Okay, so, we have been talking about the 100-year flood, the Mean Annual Flood (MAF), etc. When we talk about the 100-year flood, we’re talking about a flood (flow) event associated with a return interval of 100 years (`100-year event’). In this case it would be a lot of water … `The Big One’. It would be a certain amount of water, either measured, or predicted (or estimated). Let’s say, purely for example, it’s 32,800 cubic feet per second (cfs, or `second-feet’) of water. This flood flow amount, as we `move forward’, e.g, … in the future, has a probability of occurrence (each year), of, 1/100 = 0.01 = 1%. But what it precisely means is that *that *particular flow amount has a probability of *being equaled or exceeded* of 1/100 or 1%. Thus the idea of `annual exceedance probability’ (AEP).

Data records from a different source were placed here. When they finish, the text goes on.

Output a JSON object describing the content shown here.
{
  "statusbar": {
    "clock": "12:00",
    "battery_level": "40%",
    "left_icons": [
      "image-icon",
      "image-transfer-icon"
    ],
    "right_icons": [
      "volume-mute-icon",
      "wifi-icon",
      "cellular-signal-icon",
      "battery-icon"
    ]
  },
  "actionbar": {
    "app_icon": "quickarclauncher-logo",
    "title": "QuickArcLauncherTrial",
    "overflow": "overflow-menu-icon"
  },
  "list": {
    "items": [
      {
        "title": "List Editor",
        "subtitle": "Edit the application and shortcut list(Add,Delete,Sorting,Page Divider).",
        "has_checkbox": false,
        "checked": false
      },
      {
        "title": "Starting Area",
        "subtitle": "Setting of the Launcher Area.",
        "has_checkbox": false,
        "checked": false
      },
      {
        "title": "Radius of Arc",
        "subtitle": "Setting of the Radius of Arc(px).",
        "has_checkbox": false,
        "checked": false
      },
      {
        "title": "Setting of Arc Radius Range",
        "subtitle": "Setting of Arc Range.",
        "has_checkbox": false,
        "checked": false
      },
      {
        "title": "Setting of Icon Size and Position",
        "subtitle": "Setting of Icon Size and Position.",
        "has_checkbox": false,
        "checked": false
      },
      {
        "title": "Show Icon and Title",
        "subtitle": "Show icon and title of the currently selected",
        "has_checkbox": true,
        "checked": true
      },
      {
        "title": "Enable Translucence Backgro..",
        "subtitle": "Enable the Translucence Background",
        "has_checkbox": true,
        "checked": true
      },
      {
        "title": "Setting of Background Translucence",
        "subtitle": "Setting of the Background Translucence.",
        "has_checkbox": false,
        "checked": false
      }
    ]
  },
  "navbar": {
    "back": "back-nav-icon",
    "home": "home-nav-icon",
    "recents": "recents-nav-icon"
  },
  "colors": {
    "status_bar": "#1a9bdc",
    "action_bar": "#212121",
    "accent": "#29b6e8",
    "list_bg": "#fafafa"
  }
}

Similarly, when we talk about the probability of occurrence of, say, the MAF, we say it has a probability of occurrence of … 1/2.33 = 0.43 or 43%, where 2.33 is the `recurrence interval’ of the MAF, in this case 2.33 years. Let’s say the MAF (`number’) is 995 cfs. We’re not saying that there is a 43% chance that a flow of *exactly* 995 cfs will occur (any given year), but that a flow equal to or *exceeding *995 cfs will occur. Thus, `annual’ `exceedance’ `probability’. (There is essentially zero chance of the annual flood being exactly (only) 995 cfs in any year, or even in the next 10 years, or 50. And the chance of `exactly’ gets smaller and smaller the more `exact’ we’re talking about.)